Die größte Reichweite hatten die Sportfreunde Stiller mit dem Song „54, 74, 90, 2006„ während der Fußballweltmeisterschaften 2006 und 2010. Für die WM in Katar im Herbst würden Sie vermutlich kein Song schreiben?
FW: Der würde „LMAAFifa“ heißen. „Leck mich am Arsch, Fifa!“ (lacht). Wir sind in der beschissenen Situation zu überlegen, ob man die WM in Katar boykottiert oder nicht. Ich habe für mich entschieden, dass ich es nicht tun werde. Ich liebe Fußball und ich will dem Spiel weiter beiwohnen und es unterstützen. Als Konsument können wir aufmerken sein. Vor allem wir als Musiker haben eine Plattform, um uns zu äußern.
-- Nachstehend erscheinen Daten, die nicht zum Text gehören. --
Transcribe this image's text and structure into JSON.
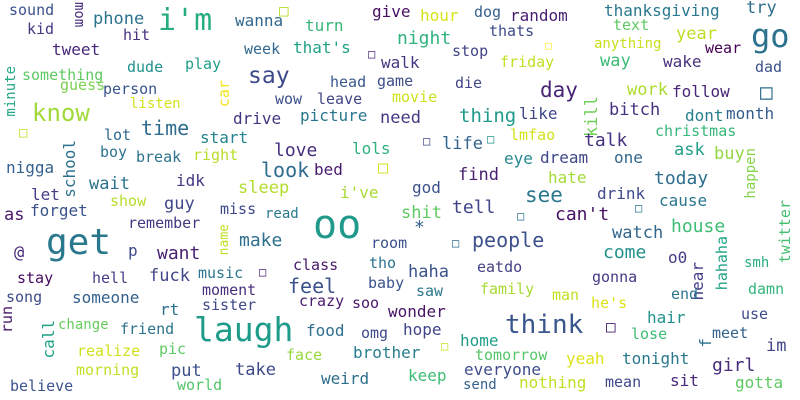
{
  "words": [
    {
      "text": "sound",
      "color": "#3b518b"
    },
    {
      "text": "mom",
      "color": "#472d7b"
    },
    {
      "text": "phone",
      "color": "#2c738e"
    },
    {
      "text": "i'm",
      "color": "#27ad81"
    },
    {
      "text": "wanna",
      "color": "#31678e"
    },
    {
      "text": "□",
      "color": "#b5de2b"
    },
    {
      "text": "turn",
      "color": "#35b779"
    },
    {
      "text": "give",
      "color": "#471063"
    },
    {
      "text": "dog",
      "color": "#355f8d"
    },
    {
      "text": "random",
      "color": "#481f70"
    },
    {
      "text": "thanksgiving",
      "color": "#2a788e"
    },
    {
      "text": "try",
      "color": "#2d708e"
    },
    {
      "text": "kid",
      "color": "#443983"
    },
    {
      "text": "hit",
      "color": "#46327e"
    },
    {
      "text": "hour",
      "color": "#d8e219"
    },
    {
      "text": "thats",
      "color": "#3e4a89"
    },
    {
      "text": "text",
      "color": "#5ec962"
    },
    {
      "text": "go",
      "color": "#2c728e"
    },
    {
      "text": "tweet",
      "color": "#482878"
    },
    {
      "text": "night",
      "color": "#2fb47c"
    },
    {
      "text": "stop",
      "color": "#414487"
    },
    {
      "text": "□",
      "color": "#fde725"
    },
    {
      "text": "anything",
      "color": "#c8e020"
    },
    {
      "text": "year",
      "color": "#bddf26"
    },
    {
      "text": "dude",
      "color": "#21918c"
    },
    {
      "text": "week",
      "color": "#31688e"
    },
    {
      "text": "that's",
      "color": "#1fa187"
    },
    {
      "text": "□",
      "color": "#482475"
    },
    {
      "text": "walk",
      "color": "#453781"
    },
    {
      "text": "friday",
      "color": "#c2df23"
    },
    {
      "text": "way",
      "color": "#3bbb75"
    },
    {
      "text": "wake",
      "color": "#46327e"
    },
    {
      "text": "wear",
      "color": "#440154"
    },
    {
      "text": "something",
      "color": "#5ec962"
    },
    {
      "text": "play",
      "color": "#1f9e89"
    },
    {
      "text": "say",
      "color": "#3e4989"
    },
    {
      "text": "head",
      "color": "#38588c"
    },
    {
      "text": "game",
      "color": "#3d4e8a"
    },
    {
      "text": "guess",
      "color": "#7ad151"
    },
    {
      "text": "person",
      "color": "#39558c"
    },
    {
      "text": "die",
      "color": "#404688"
    },
    {
      "text": "work",
      "color": "#addc30"
    },
    {
      "text": "dad",
      "color": "#3b528b"
    },
    {
      "text": "minute",
      "color": "#22a785"
    },
    {
      "text": "day",
      "color": "#482475"
    },
    {
      "text": "follow",
      "color": "#482576"
    },
    {
      "text": "□",
      "color": "#2e6e8e"
    },
    {
      "text": "wow",
      "color": "#3c4f8a"
    },
    {
      "text": "leave",
      "color": "#414487"
    },
    {
      "text": "movie",
      "color": "#cde11d"
    },
    {
      "text": "listen",
      "color": "#d2e21b"
    },
    {
      "text": "car",
      "color": "#f1e51d"
    },
    {
      "text": "know",
      "color": "#a0da39"
    },
    {
      "text": "picture",
      "color": "#2a768e"
    },
    {
      "text": "need",
      "color": "#443a83"
    },
    {
      "text": "thing",
      "color": "#1f9a8a"
    },
    {
      "text": "like",
      "color": "#3f4788"
    },
    {
      "text": "bitch",
      "color": "#46327e"
    },
    {
      "text": "dont",
      "color": "#277f8e"
    },
    {
      "text": "month",
      "color": "#365d8d"
    },
    {
      "text": "kill",
      "color": "#70cf57"
    },
    {
      "text": "drive",
      "color": "#453581"
    },
    {
      "text": "time",
      "color": "#2f6c8e"
    },
    {
      "text": "lot",
      "color": "#30698e"
    },
    {
      "text": "start",
      "color": "#25848e"
    },
    {
      "text": "□",
      "color": "#bddf26"
    },
    {
      "text": "lmfao",
      "color": "#d2e21b"
    },
    {
      "text": "christmas",
      "color": "#35b779"
    },
    {
      "text": "□",
      "color": "#3f4889"
    },
    {
      "text": "□",
      "color": "#20928c"
    },
    {
      "text": "talk",
      "color": "#463480"
    },
    {
      "text": "boy",
      "color": "#2b748e"
    },
    {
      "text": "life",
      "color": "#32648e"
    },
    {
      "text": "love",
      "color": "#472e7c"
    },
    {
      "text": "lols",
      "color": "#2db27d"
    },
    {
      "text": "school",
      "color": "#2d718e"
    },
    {
      "text": "break",
      "color": "#2c738e"
    },
    {
      "text": "right",
      "color": "#b8de29"
    },
    {
      "text": "eye",
      "color": "#24878e"
    },
    {
      "text": "dream",
      "color": "#3f4788"
    },
    {
      "text": "one",
      "color": "#31668e"
    },
    {
      "text": "ask",
      "color": "#1fa088"
    },
    {
      "text": "buy",
      "color": "#93d741"
    },
    {
      "text": "happen",
      "color": "#84d44b"
    },
    {
      "text": "nigga",
      "color": "#355f8d"
    },
    {
      "text": "look",
      "color": "#2f6c8e"
    },
    {
      "text": "bed",
      "color": "#481a6c"
    },
    {
      "text": "□",
      "color": "#d0e11c"
    },
    {
      "text": "find",
      "color": "#481f70"
    },
    {
      "text": "hate",
      "color": "#a5db36"
    },
    {
      "text": "today",
      "color": "#2e6e8e"
    },
    {
      "text": "let",
      "color": "#433e85"
    },
    {
      "text": "wait",
      "color": "#2c728e"
    },
    {
      "text": "idk",
      "color": "#453882"
    },
    {
      "text": "sleep",
      "color": "#b2dd2d"
    },
    {
      "text": "i've",
      "color": "#a8db34"
    },
    {
      "text": "god",
      "color": "#3b528b"
    },
    {
      "text": "see",
      "color": "#2a788e"
    },
    {
      "text": "drink",
      "color": "#3e4a89"
    },
    {
      "text": "cause",
      "color": "#2a768e"
    },
    {
      "text": "show",
      "color": "#b5de2b"
    },
    {
      "text": "guy",
      "color": "#404688"
    },
    {
      "text": "remember",
      "color": "#453882"
    },
    {
      "text": "miss",
      "color": "#3f4889"
    },
    {
      "text": "read",
      "color": "#2a788e"
    },
    {
      "text": "shit",
      "color": "#5ec962"
    },
    {
      "text": "tell",
      "color": "#404588"
    },
    {
      "text": "□",
      "color": "#2e6f8e"
    },
    {
      "text": "can't",
      "color": "#471164"
    },
    {
      "text": "□",
      "color": "#2a778e"
    },
    {
      "text": "as",
      "color": "#481769"
    },
    {
      "text": "forget",
      "color": "#3b518b"
    },
    {
      "text": "oo",
      "color": "#1f998a"
    },
    {
      "text": "house",
      "color": "#3dbc74"
    },
    {
      "text": "twitter",
      "color": "#44bf70"
    },
    {
      "text": "get",
      "color": "#2a788e"
    },
    {
      "text": "name",
      "color": "#c2df23"
    },
    {
      "text": "*",
      "color": "#355f8d"
    },
    {
      "text": "watch",
      "color": "#31668e"
    },
    {
      "text": "@",
      "color": "#482878"
    },
    {
      "text": "want",
      "color": "#482173"
    },
    {
      "text": "make",
      "color": "#2d708e"
    },
    {
      "text": "room",
      "color": "#3b518b"
    },
    {
      "text": "□",
      "color": "#2e6e8e"
    },
    {
      "text": "people",
      "color": "#3c508b"
    },
    {
      "text": "p",
      "color": "#3e4989"
    },
    {
      "text": "come",
      "color": "#21918c"
    },
    {
      "text": "o0",
      "color": "#433d84"
    },
    {
      "text": "hahaha",
      "color": "#20a386"
    },
    {
      "text": "stay",
      "color": "#460a5d"
    },
    {
      "text": "hell",
      "color": "#433e85"
    },
    {
      "text": "fuck",
      "color": "#404688"
    },
    {
      "text": "music",
      "color": "#2b748e"
    },
    {
      "text": "□",
      "color": "#481c6e"
    },
    {
      "text": "class",
      "color": "#48186a"
    },
    {
      "text": "tho",
      "color": "#2c718e"
    },
    {
      "text": "haha",
      "color": "#3a538b"
    },
    {
      "text": "eatdo",
      "color": "#424186"
    },
    {
      "text": "gonna",
      "color": "#443983"
    },
    {
      "text": "hear",
      "color": "#433e85"
    },
    {
      "text": "smh",
      "color": "#26ad81"
    },
    {
      "text": "song",
      "color": "#3e4c8a"
    },
    {
      "text": "someone",
      "color": "#34618d"
    },
    {
      "text": "moment",
      "color": "#472f7d"
    },
    {
      "text": "feel",
      "color": "#3b518b"
    },
    {
      "text": "baby",
      "color": "#3a548c"
    },
    {
      "text": "family",
      "color": "#a8db34"
    },
    {
      "text": "man",
      "color": "#c2df23"
    },
    {
      "text": "end",
      "color": "#2c728e"
    },
    {
      "text": "damn",
      "color": "#31b57b"
    },
    {
      "text": "run",
      "color": "#48186a"
    },
    {
      "text": "rt",
      "color": "#2d708e"
    },
    {
      "text": "sister",
      "color": "#3f4889"
    },
    {
      "text": "crazy",
      "color": "#481a6c"
    },
    {
      "text": "soo",
      "color": "#481769"
    },
    {
      "text": "saw",
      "color": "#2a778e"
    },
    {
      "text": "he's",
      "color": "#dde318"
    },
    {
      "text": "hair",
      "color": "#21918c"
    },
    {
      "text": "use",
      "color": "#3e4a89"
    },
    {
      "text": "call",
      "color": "#1fa188"
    },
    {
      "text": "change",
      "color": "#67cc5c"
    },
    {
      "text": "friend",
      "color": "#2c738e"
    },
    {
      "text": "laugh",
      "color": "#1e9c89"
    },
    {
      "text": "wonder",
      "color": "#471365"
    },
    {
      "text": "think",
      "color": "#39568c"
    },
    {
      "text": "□",
      "color": "#482071"
    },
    {
      "text": "f",
      "color": "#2d708e"
    },
    {
      "text": "meet",
      "color": "#33638d"
    },
    {
      "text": "food",
      "color": "#2e6f8e"
    },
    {
      "text": "omg",
      "color": "#3e4a89"
    },
    {
      "text": "hope",
      "color": "#404588"
    },
    {
      "text": "lose",
      "color": "#3dbc74"
    },
    {
      "text": "realize",
      "color": "#d0e11c"
    },
    {
      "text": "pic",
      "color": "#5ec962"
    },
    {
      "text": "face",
      "color": "#95d840"
    },
    {
      "text": "brother",
      "color": "#287d8e"
    },
    {
      "text": "□",
      "color": "#c8e020"
    },
    {
      "text": "home",
      "color": "#1f9e89"
    },
    {
      "text": "tomorrow",
      "color": "#54c568"
    },
    {
      "text": "yeah",
      "color": "#dde318"
    },
    {
      "text": "tonight",
      "color": "#2a788e"
    },
    {
      "text": "im",
      "color": "#414487"
    },
    {
      "text": "morning",
      "color": "#c2df23"
    },
    {
      "text": "put",
      "color": "#3c4f8a"
    },
    {
      "text": "take",
      "color": "#3e4989"
    },
    {
      "text": "keep",
      "color": "#3dbc74"
    },
    {
      "text": "everyone",
      "color": "#3e4c8a"
    },
    {
      "text": "girl",
      "color": "#472d7b"
    },
    {
      "text": "believe",
      "color": "#3b528b"
    },
    {
      "text": "world",
      "color": "#52c569"
    },
    {
      "text": "weird",
      "color": "#2e6f8e"
    },
    {
      "text": "send",
      "color": "#34618d"
    },
    {
      "text": "nothing",
      "color": "#c0df25"
    },
    {
      "text": "mean",
      "color": "#3f4788"
    },
    {
      "text": "sit",
      "color": "#482878"
    },
    {
      "text": "gotta",
      "color": "#5ec962"
    }
  ]
}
Aber wie scheiße die Fifa ist, braucht man niemand zu erklären.
Was muss stattdessen passieren?
FW: Wer jetzt aufstehen müsste, ist beispielsweise Oliver Bierhoff. Es müsste ein Konzept gefunden werden, zum Beispiel mit Aufschriften auf den Trikots, um zu sagen, dass die Mannschaft für Menschenrechte steht und gegen die Machenschaften der Fifa. Wie kann denn eine WM nach Katar vergeben werden? Wo Menschen unter solchen Bedingungen Stadien bauen und sterben müssen. Die Boykotte müssen von den Sportlern kommen. Und wenn es keine Boykotte sind, dann zumindest deutliche Proteste. Sodass es bei der Fifa zu einem Umdenken kommt. Ich liebe Fußball und ich freue mich auf die sportlichen Spiele im Winter. Ich hoffe nur, dass die wirklich wichtigen Leute sich entsprechend auflehnen.
RL: Sport war immer schon politisch. Die größten Sportler hatten immer schon eine klare Meinung. Und die WM in Katar ist ein guter Anlass, klar die Meinung zu äußern.